Atlet Tapak Suci Putera Muhammadiyah tersebut sukses menorehkan prestasi dengan meraih Juara III pada kategori tanding kelas H Remaja Putri dalam Unesa Pencak Silat Challenge Competition III, Jumat-Ahad (19–21/12/2025).
Capaian tersebut semakin lengkap dengan keberhasilan Nafisa mengikuti kenaikan tingkat Tapak Suci yang dilantik secara khidmat pada Ahad (28/12/2025) di Masjid Al-Huda Sambiroto. Prosesi ini digelar bersamaan dengan Musyawarah Cabang Bersama yang turut dihadiri Ketua II Tapak Suci Pimda 06 Surabaya.

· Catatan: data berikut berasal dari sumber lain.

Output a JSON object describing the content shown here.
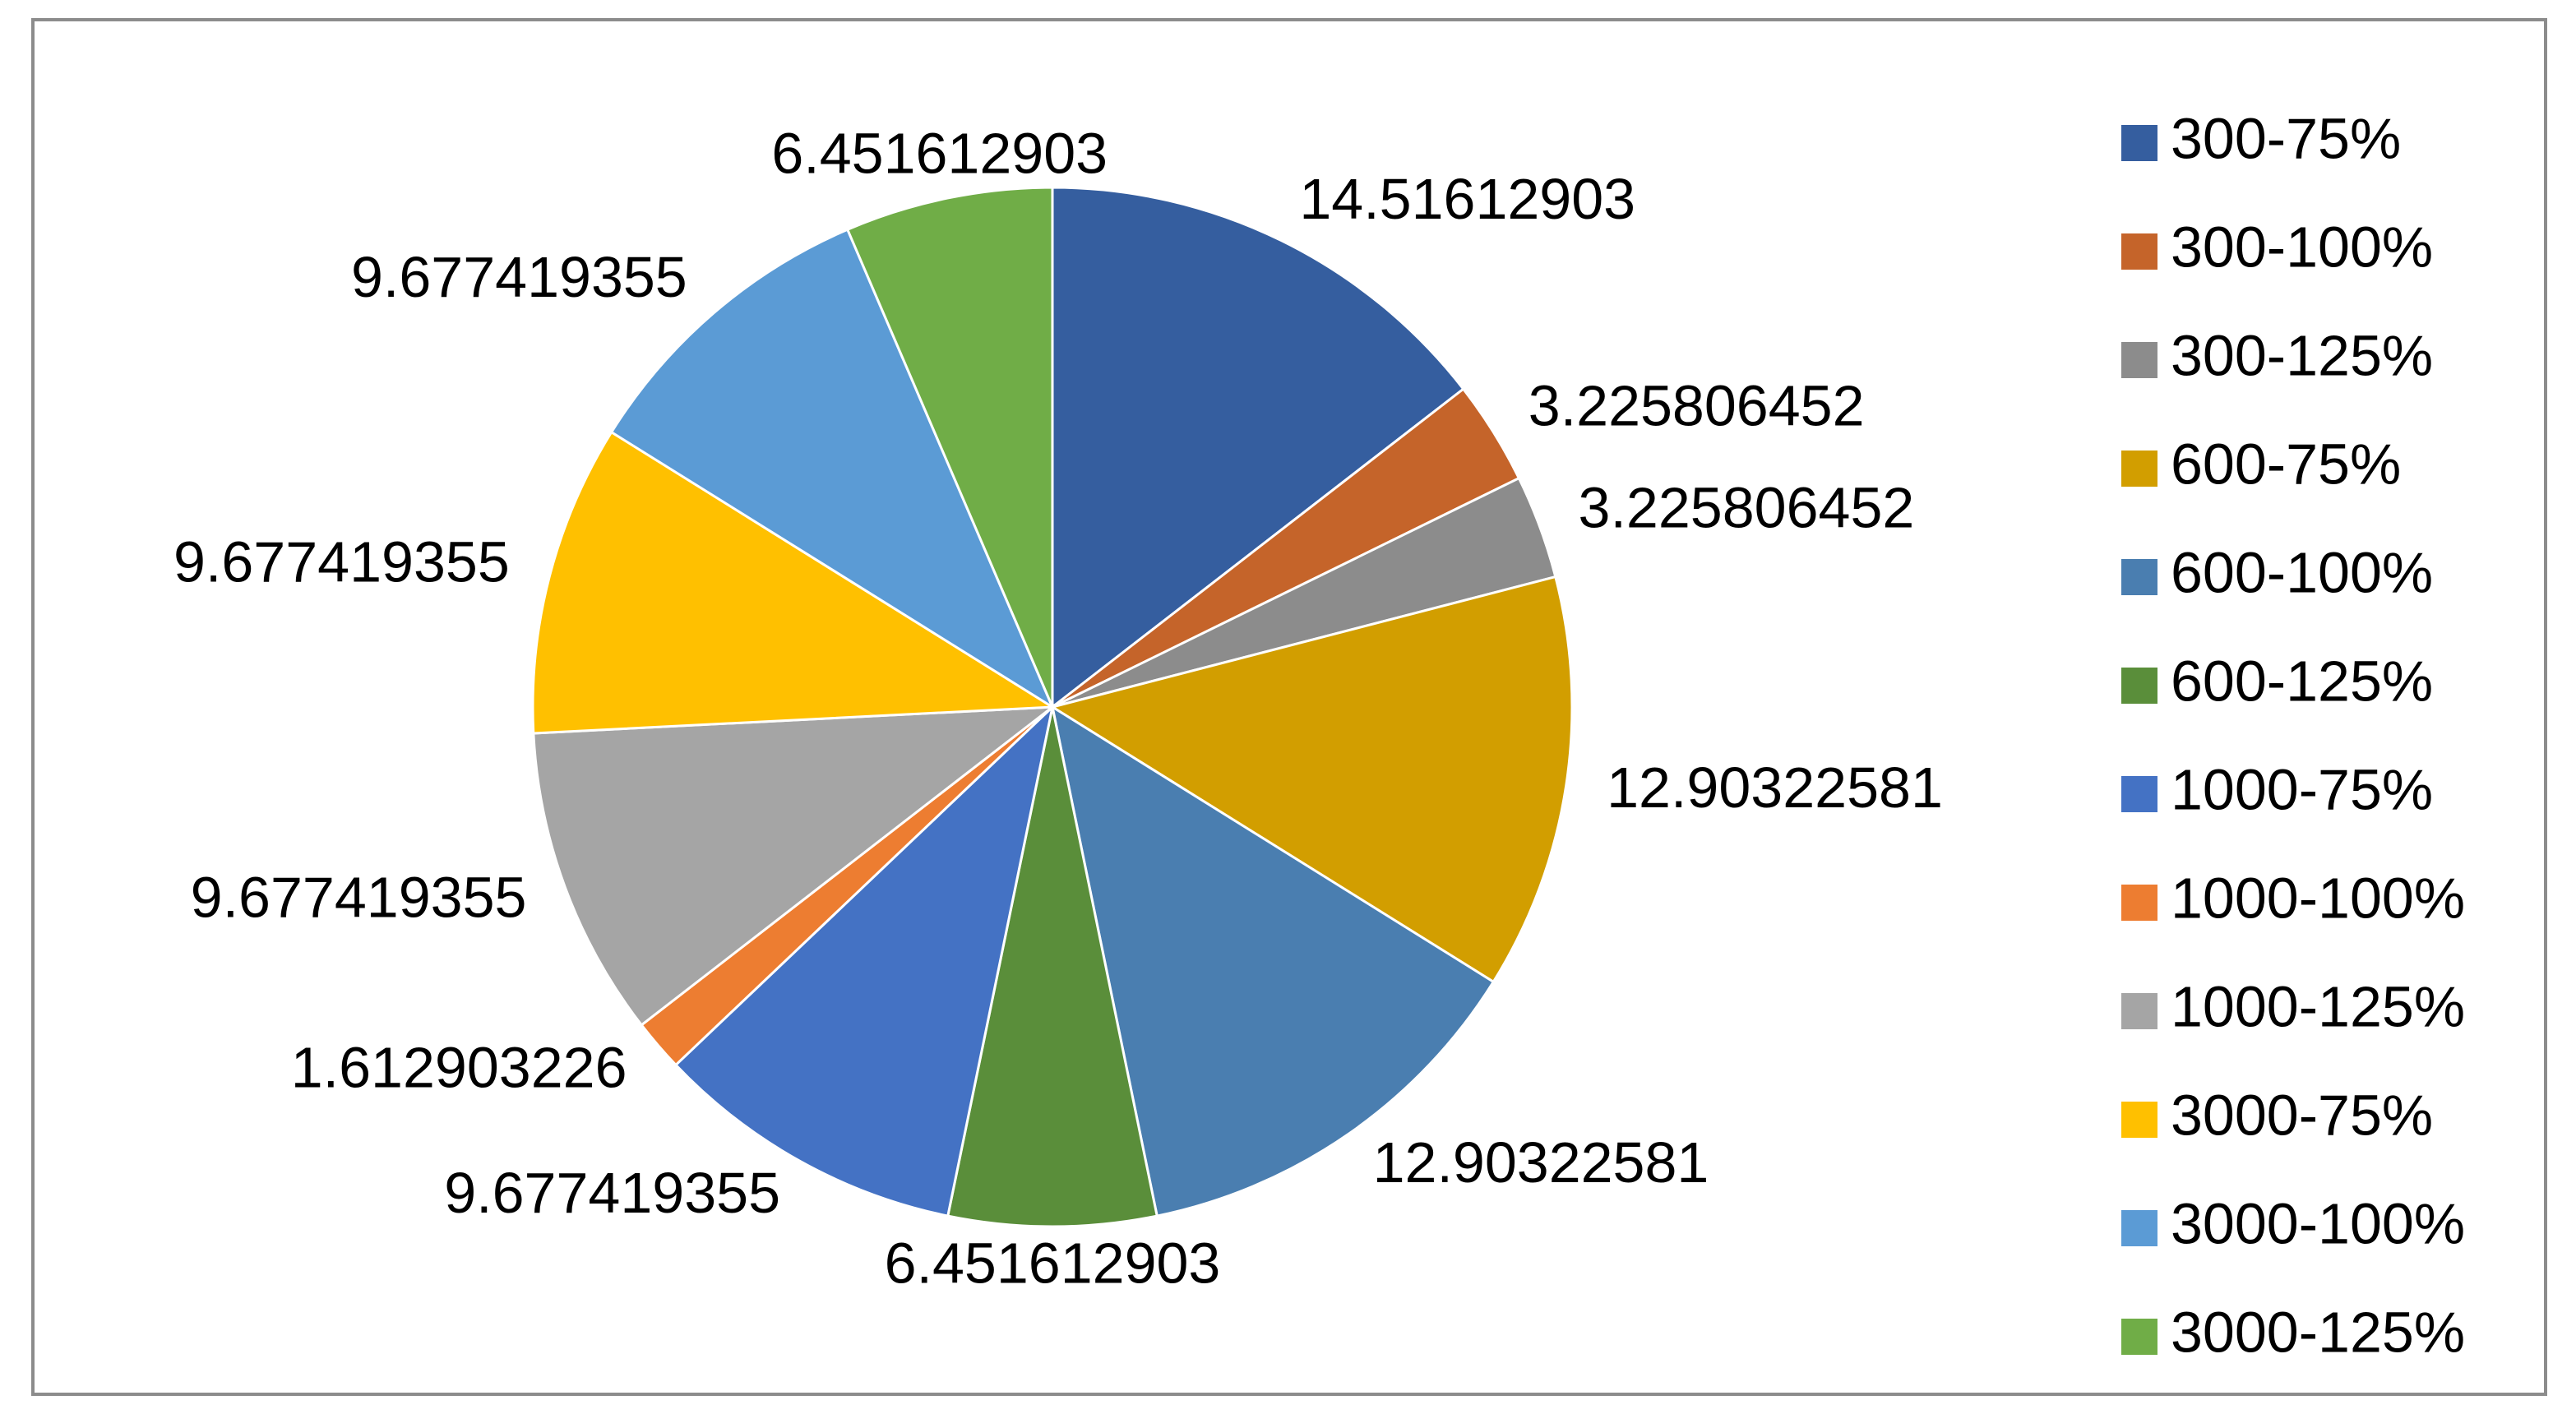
{
  "chart_data": {
    "type": "pie",
    "categories": [
      "300-75%",
      "300-100%",
      "300-125%",
      "600-75%",
      "600-100%",
      "600-125%",
      "1000-75%",
      "1000-100%",
      "1000-125%",
      "3000-75%",
      "3000-100%",
      "3000-125%"
    ],
    "values": [
      14.51612903,
      3.225806452,
      3.225806452,
      12.90322581,
      12.90322581,
      6.451612903,
      9.677419355,
      1.612903226,
      9.677419355,
      9.677419355,
      9.677419355,
      6.451612903
    ],
    "colors": [
      "#355e9f",
      "#c5642a",
      "#8c8c8c",
      "#d29e00",
      "#4a7eb0",
      "#5a8e3a",
      "#4472c4",
      "#ed7d31",
      "#a5a5a5",
      "#ffc000",
      "#5b9bd5",
      "#70ad47"
    ],
    "legend": "right"
  }
}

Nafisa dikenal sebagai atlet jalur prestasi sejak menempuh pendidikan di SD Muhammadiyah 14 hingga SMP Negeri 20 Surabaya.
Meski sempat menghentikan latihan untuk sementara waktu, kemampuan teknik, fisik, dan mental bertandingnya tetap terjaga saat kembali ke arena.
“Setelah fokus ujian, saya ingin langsung kembali berlatih dan bertanding. Alhamdulillah bisa meraih juara dan naik tingkat. Ini menjadi motivasi untuk terus menjaga prestasi, baik di sekolah maupun di pencak silat,” ujar Nafisa, atlet yang berlatih di Tapak Suci Cabang Sambikerep.
Pelatih Tapak Suci Cabang Sambikerep, Muhamad Febrianto, memberikan apresiasi atas pencapaian anak didiknya tersebut. Menurutnya, prestasi yang diraih Nafisa menunjukkan kedisiplinan dan konsistensi yang patut dicontoh oleh atlet pelajar lainnya.
“Vakum sementara tidak membuat Nafisa kehilangan kualitas. Saat kembali bertanding di Unesa Pencak Silat Challenge Competition III, ia mampu menunjukkan mental tanding yang baik dan semangat juang yang tinggi. Ini bukti bahwa manajemen waktu antara sekolah dan olahraga bisa berjalan seimbang,” ujar Muhamad Febrianto.
Ia berharap prestasi tersebut dapat menjadi pemacu semangat bagi atlet muda lainnya untuk tetap produktif dan berprestasi, khususnya di lingkungan Tapak Suci.
Langkah Nafisa Muthmainnah Irawan menjadi bukti bahwa liburan sekolah dapat dimanfaatkan sebagai momentum positif untuk mengembangkan potensi diri, mengasah mental juara, serta membangun kedisiplinan demi masa depan yang lebih baik.